The fashion house duo of Astrid Olsson and Lee Cotter (more Swedes!) founded the acclaimed label with the aim of reintroducing traditional tailoring and pattern making. As always, the devil is in the details: The label focuses on using only the highest quality textiles and garments for its creations, which are pieced together in a well-layered and brilliantly crafted ready-to-wear collection of dresses, shirts and pants. Prices start for $299 for clothes and $229 for accessories.
The flagship store is located at #02-13/14 Hilton Shopping Gallery, 581 Orchard Rd., 6836-8413.

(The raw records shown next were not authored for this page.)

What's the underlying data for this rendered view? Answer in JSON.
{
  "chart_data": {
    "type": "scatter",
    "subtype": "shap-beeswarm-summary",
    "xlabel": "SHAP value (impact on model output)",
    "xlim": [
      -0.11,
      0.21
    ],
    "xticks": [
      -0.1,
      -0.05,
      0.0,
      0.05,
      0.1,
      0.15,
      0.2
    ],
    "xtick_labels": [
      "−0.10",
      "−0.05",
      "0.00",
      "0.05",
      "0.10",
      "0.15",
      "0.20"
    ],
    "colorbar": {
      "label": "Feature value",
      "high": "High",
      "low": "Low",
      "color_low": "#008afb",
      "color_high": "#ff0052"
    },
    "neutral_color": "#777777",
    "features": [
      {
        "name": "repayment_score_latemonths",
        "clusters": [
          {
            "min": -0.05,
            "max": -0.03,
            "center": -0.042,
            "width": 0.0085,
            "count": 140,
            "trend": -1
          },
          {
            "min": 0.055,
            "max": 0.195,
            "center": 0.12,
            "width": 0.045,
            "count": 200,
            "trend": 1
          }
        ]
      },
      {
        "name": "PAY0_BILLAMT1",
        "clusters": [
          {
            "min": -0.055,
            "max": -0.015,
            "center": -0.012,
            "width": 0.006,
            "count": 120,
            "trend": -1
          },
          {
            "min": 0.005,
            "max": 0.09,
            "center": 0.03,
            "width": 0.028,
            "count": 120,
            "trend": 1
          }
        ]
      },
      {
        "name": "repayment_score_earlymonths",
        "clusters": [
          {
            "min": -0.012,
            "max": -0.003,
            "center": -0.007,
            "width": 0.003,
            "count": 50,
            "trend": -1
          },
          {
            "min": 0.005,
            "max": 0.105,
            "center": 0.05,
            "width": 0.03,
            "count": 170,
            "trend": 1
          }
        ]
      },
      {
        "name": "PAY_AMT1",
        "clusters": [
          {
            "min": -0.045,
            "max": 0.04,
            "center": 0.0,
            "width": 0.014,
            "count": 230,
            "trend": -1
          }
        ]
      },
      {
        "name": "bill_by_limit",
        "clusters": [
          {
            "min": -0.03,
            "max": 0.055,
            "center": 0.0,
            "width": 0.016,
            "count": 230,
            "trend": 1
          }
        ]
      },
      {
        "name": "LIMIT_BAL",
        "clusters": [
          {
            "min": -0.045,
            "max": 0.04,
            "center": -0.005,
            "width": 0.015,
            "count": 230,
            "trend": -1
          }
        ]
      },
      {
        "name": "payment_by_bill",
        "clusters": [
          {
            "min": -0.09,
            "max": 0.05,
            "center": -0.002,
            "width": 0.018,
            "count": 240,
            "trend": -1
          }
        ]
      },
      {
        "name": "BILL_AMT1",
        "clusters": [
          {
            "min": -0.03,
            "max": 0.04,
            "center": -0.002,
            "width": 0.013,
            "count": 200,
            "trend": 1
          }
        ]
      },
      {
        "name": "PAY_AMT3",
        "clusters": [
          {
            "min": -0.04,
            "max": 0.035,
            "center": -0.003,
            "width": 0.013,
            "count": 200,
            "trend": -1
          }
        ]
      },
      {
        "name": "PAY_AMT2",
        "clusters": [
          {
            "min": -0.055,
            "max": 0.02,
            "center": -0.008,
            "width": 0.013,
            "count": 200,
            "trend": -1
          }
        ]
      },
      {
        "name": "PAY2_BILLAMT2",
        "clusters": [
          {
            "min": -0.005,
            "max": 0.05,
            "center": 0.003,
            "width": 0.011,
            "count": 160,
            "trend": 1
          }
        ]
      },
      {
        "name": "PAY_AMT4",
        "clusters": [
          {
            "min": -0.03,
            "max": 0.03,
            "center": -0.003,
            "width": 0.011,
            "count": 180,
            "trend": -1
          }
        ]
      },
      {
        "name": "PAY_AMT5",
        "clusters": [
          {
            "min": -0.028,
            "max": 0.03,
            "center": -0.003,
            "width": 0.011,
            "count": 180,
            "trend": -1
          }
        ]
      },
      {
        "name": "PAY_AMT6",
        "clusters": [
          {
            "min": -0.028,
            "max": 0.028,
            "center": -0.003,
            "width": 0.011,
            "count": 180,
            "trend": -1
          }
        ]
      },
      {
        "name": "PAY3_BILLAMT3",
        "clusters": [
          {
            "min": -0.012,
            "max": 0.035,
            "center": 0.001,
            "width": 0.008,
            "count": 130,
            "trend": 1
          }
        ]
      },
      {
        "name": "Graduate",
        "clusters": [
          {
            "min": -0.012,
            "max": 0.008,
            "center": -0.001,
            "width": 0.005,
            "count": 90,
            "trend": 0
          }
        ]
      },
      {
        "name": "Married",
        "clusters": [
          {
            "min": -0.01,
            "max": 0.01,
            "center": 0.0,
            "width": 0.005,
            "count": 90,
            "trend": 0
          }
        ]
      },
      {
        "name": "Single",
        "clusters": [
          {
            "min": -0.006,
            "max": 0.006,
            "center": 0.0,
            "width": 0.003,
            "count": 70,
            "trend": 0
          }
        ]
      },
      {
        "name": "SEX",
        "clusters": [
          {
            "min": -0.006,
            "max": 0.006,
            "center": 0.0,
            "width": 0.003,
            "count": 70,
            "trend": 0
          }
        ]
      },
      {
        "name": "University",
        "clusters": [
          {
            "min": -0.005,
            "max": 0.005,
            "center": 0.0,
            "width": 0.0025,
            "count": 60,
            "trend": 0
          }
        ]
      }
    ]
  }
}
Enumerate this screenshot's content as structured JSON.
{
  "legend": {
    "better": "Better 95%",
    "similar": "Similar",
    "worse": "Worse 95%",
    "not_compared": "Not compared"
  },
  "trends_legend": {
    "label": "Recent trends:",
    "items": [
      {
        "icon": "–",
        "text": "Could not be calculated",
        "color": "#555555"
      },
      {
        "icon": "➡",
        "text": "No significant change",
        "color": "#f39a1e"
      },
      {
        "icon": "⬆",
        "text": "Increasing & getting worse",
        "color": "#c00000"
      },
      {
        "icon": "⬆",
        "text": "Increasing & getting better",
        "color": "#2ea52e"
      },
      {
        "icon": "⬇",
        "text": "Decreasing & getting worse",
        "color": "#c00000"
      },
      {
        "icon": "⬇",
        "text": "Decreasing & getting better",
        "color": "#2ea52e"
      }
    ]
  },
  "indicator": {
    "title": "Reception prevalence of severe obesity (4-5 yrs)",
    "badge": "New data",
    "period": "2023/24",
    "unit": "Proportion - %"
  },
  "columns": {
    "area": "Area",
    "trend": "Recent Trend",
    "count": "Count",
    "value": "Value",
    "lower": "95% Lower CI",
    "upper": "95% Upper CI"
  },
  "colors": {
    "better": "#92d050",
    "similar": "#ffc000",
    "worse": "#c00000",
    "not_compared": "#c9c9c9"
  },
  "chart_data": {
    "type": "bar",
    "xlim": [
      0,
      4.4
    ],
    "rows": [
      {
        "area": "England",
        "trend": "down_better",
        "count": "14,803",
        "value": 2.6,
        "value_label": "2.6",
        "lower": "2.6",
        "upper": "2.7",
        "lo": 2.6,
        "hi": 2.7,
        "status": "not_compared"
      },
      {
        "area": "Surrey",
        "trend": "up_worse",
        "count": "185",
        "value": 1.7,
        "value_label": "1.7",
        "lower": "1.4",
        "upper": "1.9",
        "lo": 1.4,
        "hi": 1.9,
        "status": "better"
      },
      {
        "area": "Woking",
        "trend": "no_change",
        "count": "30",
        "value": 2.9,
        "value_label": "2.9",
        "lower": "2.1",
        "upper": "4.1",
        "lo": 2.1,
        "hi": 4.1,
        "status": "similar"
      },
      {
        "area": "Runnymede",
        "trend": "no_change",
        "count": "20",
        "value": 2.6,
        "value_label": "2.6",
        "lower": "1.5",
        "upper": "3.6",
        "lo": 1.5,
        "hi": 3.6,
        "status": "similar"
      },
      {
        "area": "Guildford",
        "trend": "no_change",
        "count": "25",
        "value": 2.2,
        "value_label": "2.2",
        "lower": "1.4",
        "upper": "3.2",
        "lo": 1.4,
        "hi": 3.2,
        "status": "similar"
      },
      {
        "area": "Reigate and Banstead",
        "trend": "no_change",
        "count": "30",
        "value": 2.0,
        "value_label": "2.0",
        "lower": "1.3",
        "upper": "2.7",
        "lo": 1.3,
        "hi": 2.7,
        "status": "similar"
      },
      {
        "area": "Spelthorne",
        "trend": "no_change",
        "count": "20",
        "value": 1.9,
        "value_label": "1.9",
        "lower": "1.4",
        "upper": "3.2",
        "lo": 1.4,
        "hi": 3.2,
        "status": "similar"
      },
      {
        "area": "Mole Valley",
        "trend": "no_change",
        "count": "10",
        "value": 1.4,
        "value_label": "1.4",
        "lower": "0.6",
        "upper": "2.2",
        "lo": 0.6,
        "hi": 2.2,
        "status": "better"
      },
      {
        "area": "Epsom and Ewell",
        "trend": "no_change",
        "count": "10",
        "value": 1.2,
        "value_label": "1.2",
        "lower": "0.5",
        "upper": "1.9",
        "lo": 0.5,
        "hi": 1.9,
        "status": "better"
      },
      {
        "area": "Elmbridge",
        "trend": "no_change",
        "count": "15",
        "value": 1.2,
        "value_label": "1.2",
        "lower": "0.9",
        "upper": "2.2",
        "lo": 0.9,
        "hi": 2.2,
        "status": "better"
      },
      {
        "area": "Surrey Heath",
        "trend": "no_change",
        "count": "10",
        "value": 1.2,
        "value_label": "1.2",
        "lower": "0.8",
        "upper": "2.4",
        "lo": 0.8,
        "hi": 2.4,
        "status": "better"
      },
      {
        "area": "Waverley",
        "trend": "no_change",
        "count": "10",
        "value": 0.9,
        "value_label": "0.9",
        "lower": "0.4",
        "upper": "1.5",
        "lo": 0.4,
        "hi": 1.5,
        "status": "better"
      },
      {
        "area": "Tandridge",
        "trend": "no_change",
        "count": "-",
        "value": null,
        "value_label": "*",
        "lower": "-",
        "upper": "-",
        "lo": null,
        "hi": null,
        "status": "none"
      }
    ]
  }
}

Famous for both their fashion and their music, super-cool Kitsuné are currently the label to beat. The preppy-chic French brand has risen to notoriety not only with their stable of artists like Hot Chip, Two Door Cinema Club and Digitalism; they have also shaken up the clothing scene with their bold and outspoken line of T-shirts, knitwear, sweatshirts, coats, jackets, trousers and accessories (phew!). Thankfully, for all of us here who felt like we were missing out, these offerings are now available at multi-label store Blackjack.
Blackjack, #01-10 Forum The Shopping Mall, 583 Orchard Rd., 6735-0975.

MoMA by Y-A

Inspired by architectural trends, South Korean designer Ju Y-A has been turning heads with his latest collection. By adapting the flexibility of sportswear and the swanky style of semi-suits, and tailoring a perfect silhouette, his designs really stand out from the crowd. The ready-to-wear series of jackets, one-piece dresses and trousers are made for those who prefer to avoid the hassle of overtly-technical dressing without compromising the need for style—perfect for the modern executive. Prices start at $475 for dresses and $425 for jackets.
Available at Actually Actually, 16 Purvis St., 6336-7002.

Sidian, Ersatz & Vanes

Three American friends decided to rework their everyday shirts, and in the process  created one of the hottest new menswear labels around. Designers Sidian, Ersatz & Vanes first hatched the idea while driving down the winding open roads of Cape Mendocino, and the designs hint at their inspiration back then: simple cuts and geometrical, color-blocking and tonal schemes—it’s the Jack Kerouac look updated for the modern age. From $400.
Available at Surrender, #02-31 Raffles Hotel Arcade, 328 North Bridge Rd., 6733-2130.